В общем, отреагировали десантники на наши ножички правильно. Рукопашная, так рукопашная. Норвежцы, бравые вояки, мгновенно перехватили свои американские винтовки параллельно палубе. При этом все, как по команде, выставили вперед правую ногу, хотя и сделали они это слегка вразнобой – не то что наши. Это была диспозиция для рукопашного боя с отказавшим или разряженным оружием. Всё, как учили в их варяжской учебке, дабы не посрамить славных предков, звероподобных дядек в рогатых шлемах. В общем, всё могло кончиться плохо, поскольку не ведали эти сопливые викинги, как способны жонглировать своими ножами наши морячки. Опытный, бывалый матрос-промысловик умел мгновенно, на лету, двумя движениями разделать подброшенную в воздух здоровенную рыбину.

– Вурьфур фан, луйтнант?[9 - В чём дело, лейтенант? (норв.)] – рявкнул командирским рыком все еще стоящий у фальшборта краснолицый великан.

Тут же пред ним возник вояка – в таком же пятнистом комбинезоне, что и у его товарищей. Он был по-цыгански, подковообразно усат, на голову ниже и еще как минимум вдвое старше своих сослуживцев.

Начальник с лицом, не предвещающим приятности, резко взмахнул рукой в чёрной элегантной перчатке, предлагая подчиненному уединиться с ним в простенке между траловой лебедкой и палубной надстройкой. По всей видимости, у старших норвежских офицеров было не принято устраивать младшим командирам разносы и прочие «эль скандаль» при их подчиненных и уж тем более – при посторонних.

Бойцы получили от лейтенанта отмашку «отбой». Все отошли назад и немного расслабились. Наши, поняв, что «кина не будет», попрятали свои «орудия труда и обороны» в ножны. Из-за лебедки тем временем раздавалось сердитое шипение майора и придушенное бухтенье младшего командира:

– Най, майор. Йа, майор. Деклагерь, майор… – И в конце громко и четко: – Йа, орлогс-кэйптен![10 - Нет, майор. Да, майор. Конечно, майор (норв.).]

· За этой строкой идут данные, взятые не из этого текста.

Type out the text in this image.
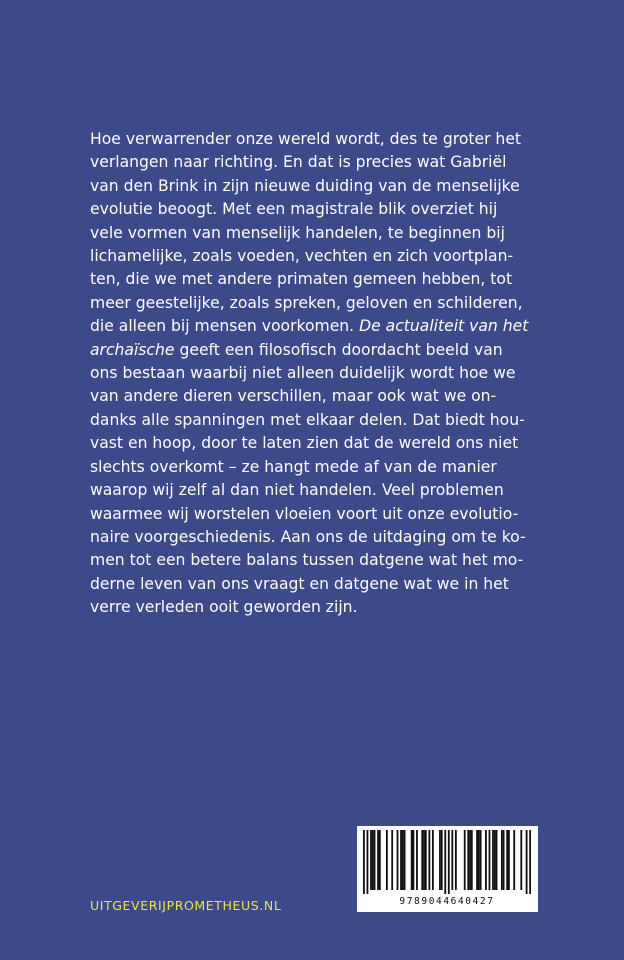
Hoe verwarrender onze wereld wordt, des te groter het
verlangen naar richting. En dat is precies wat Gabriël
van den Brink in zijn nieuwe duiding van de menselijke
evolutie beoogt. Met een magistrale blik overziet hij
vele vormen van menselijk handelen, te beginnen bij
lichamelijke, zoals voeden, vechten en zich voortplan-
ten, die we met andere primaten gemeen hebben, tot
meer geestelijke, zoals spreken, geloven en schilderen,
die alleen bij mensen voorkomen. De actualiteit van het
archaïsche geeft een filosofisch doordacht beeld van
ons bestaan waarbij niet alleen duidelijk wordt hoe we
van andere dieren verschillen, maar ook wat we on-
danks alle spanningen met elkaar delen. Dat biedt hou-
vast en hoop, door te laten zien dat de wereld ons niet
slechts overkomt – ze hangt mede af van de manier
waarop wij zelf al dan niet handelen. Veel problemen
waarmee wij worstelen vloeien voort uit onze evolutio-
naire voorgeschiedenis. Aan ons de uitdaging om te ko-
men tot een betere balans tussen datgene wat het mo-
derne leven van ons vraagt en datgene wat we in het
verre verleden ooit geworden zijn.
9789044640427
UITGEVERIJPROMETHEUS.NL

Глава 4. Под медвежьим крылом

Темноволосый и невысокий лейтенант, получив изрядную взбучку от краснолицего майора, жестом без слов дал команду своим бойцам. Те так же, как и появились, мгновенно исчезли с нашей палубы. Мы кинулись к бортам. Одному нашему моряку даже повезло получить в нос чем-то весомым. Он потом клялся, что успел разглядеть предмет. Это была поддернутая снизу абордажная кошка на прочном тросике. Кошка и трос были покрыты слоем черной резины, что и спасло нос нашего друга от большого ущерба. Мы ещё успели увидеть удаляющиеся плоскодонные катера, по одному от каждого борта. Двигались они почти бесшумно, с низким, ровным гудением.

– Устиныч, поднимись, – позвал старпом из штурманской рубки.

Боцман недоуменно пожал плечами и направился к начальству.

– Чего с рыбой-то будет? Жалко, пропадает ведь добро! – тоскливо толковали матросы. – Слышь, Паганель. Ты бы сходил, студент, в рубку. Пусть хоть старпом скажет, что делать.

Старпом Сава Кондратьевич был вполне свой мужик. Сам из старинной поморской фамилии, прошел он путь от матроса до старшего штурмана. Поднявшись по трапу, я подошел к входу в штурманскую рубку. И тут я услышал нечто…

На борту нагло свистели, и не где-нибудь, а на капитанском мостике. Причем свист был мастерски виртуозным. Тут следует пояснить. Свист на бортах парусных кораблей флота российского, еще со времен его отца-основателя Петра Великого, был занятием строго регламентированным. По приказу старшего офицера в штиль главный боцман высвистывал серебряным свистком попутный ветер. Бездумное же насвистывание, могущее вызвать нежеланный и опасный шторм, строжайше каралось. Я шагнул через комингс, высокий порог штурманской рубки. Посреди рубки торчала долговязая фигура краснолицего майора.